Ответ прозвучал тихо, но твердо:
– Мне плохо.
Я тотчас зажег ночник и подошел к ней. Я видел ее бледное и неподвижное лицо в тени, потому что стоял между нею и лампой, загораживая свет. Обняв ее, я спросил, в чем дело.
И вдруг гордость и мужество изменили ей. Из глаз ее хлынули слезы, и лицо мгновенно стало увядшим, некрасивым, оно словно расплылось на глазах.
– В чем дело?
– Я все время думаю о первом января.
Она имела в виду работу, которую должна была начать.
– Ах, вот оно что! – сказал я, не в силах скрыть облегчение и откровенную скуку.
Мне следовало бы знать, что любой повод мог вызвать у нее тревогу, но я знал также, что нет ничего скучнее тревоги, которую не разделяешь.
– Ты должен понять! – воскликнула она, и это прозвучало необычно, как мольба.
Я старался говорить возможно внушительнее. Вскоре – в таком состоянии ее легко было убедить – она мне поверила.
– Ты ведь понимаешь, да? – спросила она, сразу перестав плакать; она говорила взволнованно, совсем не так, как говорила обычно. – На днях, в следующий понедельник, будет три недели, вечером, когда принесли почту, я вдруг поняла, с первого января я начну чувствовать то же самое, что было из-за Робинсона. Ведь это непременно будет так, ты тоже это знаешь, да? Все опять начнется сначала и станет сгущаться вокруг меня все больше с каждым днем.
– Послушай, – сказал я, осторожно уговаривая ее, ибо давным-давно нашел способ, который больше всего на нее действовал, – быть может, неприятности действительно будут, но совсем другого рода. На свете ведь есть только один Робинсон.

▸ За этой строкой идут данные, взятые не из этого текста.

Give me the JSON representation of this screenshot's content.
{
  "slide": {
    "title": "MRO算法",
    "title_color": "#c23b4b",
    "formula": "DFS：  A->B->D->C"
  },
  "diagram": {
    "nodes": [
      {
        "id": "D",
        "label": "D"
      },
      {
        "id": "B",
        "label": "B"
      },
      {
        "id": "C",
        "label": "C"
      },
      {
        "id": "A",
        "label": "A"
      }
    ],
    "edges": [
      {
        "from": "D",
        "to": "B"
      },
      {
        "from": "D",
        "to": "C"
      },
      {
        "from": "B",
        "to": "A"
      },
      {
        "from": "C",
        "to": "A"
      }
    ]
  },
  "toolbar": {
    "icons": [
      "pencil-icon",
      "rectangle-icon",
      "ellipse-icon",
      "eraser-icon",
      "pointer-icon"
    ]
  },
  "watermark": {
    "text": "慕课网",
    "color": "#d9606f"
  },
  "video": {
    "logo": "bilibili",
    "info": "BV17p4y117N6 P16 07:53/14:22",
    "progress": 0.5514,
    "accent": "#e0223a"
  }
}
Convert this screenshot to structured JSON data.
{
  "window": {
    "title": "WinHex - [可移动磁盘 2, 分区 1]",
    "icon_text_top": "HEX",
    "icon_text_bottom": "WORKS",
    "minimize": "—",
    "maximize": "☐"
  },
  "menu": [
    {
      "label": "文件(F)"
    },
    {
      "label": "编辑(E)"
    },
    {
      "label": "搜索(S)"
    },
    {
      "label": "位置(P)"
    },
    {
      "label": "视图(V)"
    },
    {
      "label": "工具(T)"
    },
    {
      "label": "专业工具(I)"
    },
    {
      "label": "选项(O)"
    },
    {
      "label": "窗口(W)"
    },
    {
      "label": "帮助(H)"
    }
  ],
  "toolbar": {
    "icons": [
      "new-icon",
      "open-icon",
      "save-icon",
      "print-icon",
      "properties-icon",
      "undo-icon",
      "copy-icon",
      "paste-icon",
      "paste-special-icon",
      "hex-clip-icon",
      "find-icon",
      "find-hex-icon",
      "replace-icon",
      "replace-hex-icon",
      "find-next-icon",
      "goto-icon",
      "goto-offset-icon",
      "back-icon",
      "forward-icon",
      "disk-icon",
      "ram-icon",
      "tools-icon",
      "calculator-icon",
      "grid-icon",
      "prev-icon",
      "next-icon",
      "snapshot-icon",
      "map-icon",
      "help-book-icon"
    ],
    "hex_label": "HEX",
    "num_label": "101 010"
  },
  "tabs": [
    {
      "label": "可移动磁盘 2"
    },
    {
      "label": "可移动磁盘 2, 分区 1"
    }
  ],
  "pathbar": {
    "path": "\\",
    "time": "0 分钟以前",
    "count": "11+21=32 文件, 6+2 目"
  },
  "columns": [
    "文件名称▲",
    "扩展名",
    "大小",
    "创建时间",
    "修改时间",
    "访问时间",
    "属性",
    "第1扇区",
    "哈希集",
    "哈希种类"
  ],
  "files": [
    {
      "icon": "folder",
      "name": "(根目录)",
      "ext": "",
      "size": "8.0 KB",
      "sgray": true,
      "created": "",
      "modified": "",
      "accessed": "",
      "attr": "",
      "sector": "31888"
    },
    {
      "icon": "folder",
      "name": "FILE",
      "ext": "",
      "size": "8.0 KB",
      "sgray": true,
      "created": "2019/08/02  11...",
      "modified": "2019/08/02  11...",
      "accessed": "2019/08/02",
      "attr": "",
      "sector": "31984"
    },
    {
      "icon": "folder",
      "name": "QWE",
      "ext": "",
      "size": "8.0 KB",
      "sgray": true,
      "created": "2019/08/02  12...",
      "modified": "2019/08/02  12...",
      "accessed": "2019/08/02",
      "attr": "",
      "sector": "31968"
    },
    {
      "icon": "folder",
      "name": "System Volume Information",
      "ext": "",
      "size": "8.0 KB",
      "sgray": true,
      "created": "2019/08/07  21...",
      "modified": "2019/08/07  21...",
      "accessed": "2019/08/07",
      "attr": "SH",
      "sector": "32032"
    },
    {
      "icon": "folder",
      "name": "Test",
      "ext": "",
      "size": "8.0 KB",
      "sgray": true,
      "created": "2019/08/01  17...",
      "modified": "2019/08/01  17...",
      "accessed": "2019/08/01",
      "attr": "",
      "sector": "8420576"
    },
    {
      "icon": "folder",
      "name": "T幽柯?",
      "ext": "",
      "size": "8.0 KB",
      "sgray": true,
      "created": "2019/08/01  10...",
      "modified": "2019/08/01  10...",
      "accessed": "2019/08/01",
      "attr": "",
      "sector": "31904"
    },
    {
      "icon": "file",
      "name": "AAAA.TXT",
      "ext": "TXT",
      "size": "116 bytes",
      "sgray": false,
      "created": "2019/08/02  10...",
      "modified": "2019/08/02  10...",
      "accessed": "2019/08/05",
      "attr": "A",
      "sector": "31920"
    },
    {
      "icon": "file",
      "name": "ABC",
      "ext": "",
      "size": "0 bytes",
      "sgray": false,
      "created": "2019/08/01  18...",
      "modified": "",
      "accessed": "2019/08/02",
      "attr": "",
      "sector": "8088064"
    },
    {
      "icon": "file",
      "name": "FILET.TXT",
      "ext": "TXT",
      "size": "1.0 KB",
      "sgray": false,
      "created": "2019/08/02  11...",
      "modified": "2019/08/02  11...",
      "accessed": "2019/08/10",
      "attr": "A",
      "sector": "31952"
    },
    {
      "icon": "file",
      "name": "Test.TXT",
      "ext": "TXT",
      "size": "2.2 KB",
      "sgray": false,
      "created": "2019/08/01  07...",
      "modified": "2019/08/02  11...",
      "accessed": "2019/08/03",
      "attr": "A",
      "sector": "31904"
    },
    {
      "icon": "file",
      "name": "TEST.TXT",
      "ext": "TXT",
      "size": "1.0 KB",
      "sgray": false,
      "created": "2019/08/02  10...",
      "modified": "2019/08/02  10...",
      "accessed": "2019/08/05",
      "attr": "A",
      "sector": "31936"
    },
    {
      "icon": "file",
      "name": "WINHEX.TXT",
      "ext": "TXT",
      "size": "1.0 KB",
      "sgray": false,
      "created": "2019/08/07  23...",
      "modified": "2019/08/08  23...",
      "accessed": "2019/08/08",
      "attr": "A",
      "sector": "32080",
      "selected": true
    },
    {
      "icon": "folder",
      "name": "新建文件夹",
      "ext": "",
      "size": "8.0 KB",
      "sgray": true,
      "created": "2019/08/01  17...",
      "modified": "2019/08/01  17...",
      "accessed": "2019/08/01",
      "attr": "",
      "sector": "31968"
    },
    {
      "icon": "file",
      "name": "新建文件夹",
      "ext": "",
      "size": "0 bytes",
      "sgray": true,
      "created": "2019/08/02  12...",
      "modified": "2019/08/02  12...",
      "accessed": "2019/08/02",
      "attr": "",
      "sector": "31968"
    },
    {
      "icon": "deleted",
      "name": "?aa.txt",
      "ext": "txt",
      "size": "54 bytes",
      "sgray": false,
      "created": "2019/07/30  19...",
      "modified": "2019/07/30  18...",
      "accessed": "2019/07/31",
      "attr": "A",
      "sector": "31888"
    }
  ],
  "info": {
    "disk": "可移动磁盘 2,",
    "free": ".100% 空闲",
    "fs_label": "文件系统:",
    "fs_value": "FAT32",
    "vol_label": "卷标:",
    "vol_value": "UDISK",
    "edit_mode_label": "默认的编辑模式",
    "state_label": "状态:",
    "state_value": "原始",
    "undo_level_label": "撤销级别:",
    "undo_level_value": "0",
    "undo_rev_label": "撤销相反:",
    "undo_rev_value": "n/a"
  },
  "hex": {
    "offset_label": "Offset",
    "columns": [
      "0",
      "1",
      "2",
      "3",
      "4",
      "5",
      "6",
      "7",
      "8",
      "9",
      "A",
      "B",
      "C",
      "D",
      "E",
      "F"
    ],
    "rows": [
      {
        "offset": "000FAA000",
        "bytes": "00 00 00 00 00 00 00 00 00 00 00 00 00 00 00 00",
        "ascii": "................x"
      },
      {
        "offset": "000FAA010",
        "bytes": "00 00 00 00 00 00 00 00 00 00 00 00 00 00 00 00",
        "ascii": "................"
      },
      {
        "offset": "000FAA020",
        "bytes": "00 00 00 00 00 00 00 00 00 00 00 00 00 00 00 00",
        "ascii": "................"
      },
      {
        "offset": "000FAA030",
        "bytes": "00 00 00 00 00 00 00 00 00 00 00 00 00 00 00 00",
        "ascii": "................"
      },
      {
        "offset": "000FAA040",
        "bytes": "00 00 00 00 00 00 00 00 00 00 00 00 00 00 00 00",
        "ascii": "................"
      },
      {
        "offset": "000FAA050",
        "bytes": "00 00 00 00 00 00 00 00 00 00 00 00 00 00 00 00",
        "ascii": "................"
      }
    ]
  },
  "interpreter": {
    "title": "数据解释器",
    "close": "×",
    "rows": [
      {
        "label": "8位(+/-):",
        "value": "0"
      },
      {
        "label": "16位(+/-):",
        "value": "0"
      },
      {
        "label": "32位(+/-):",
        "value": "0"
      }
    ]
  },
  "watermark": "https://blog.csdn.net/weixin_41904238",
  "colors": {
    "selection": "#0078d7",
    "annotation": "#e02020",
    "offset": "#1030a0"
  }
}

– И только одна я, – сказала она с какой-то отчужденностью. – Мне кажется, я сама виновата в своих неудачах.
– Право, не думаю, – ответил я. – Робинсон и со мной вел себя точно так же.
– Сомневаюсь, – сказала она. – От меня никогда никому не было пользы. – Ее лицо было взволнованным и умоляющим. – Ты понимаешь, среди новых людей меня ждет все та же западня.
Я покачал головой, но тут она отчаянно закричала.
– Говорю тебе, я поняла это еще в тот день, после того как принесли почту, в ту же секунду, говорю тебе, что-то произошло в моей голове.
Она дрожала, хотя больше не плакала. Сочувственно, но со спокойствием человека, который слышал все это уже не раз, я стал расспрашивать, что она чувствует. Часто в состоянии возбуждения она жаловалась, что голова ее словно сдавлена тисками. На этот раз она ответила, что с того дня ее голову все время что-то сжимает, но ничего не хотела рассказать толком. Я решил, что ей стало стыдно, потому что она явно преувеличивала. Я тогда не понимал, что она, как говорят медики, во власти мании. Мне и в голову не приходило, когда я убеждал ее и даже шутливо поддразнивал, насколько ее рассудок больше ей не принадлежал.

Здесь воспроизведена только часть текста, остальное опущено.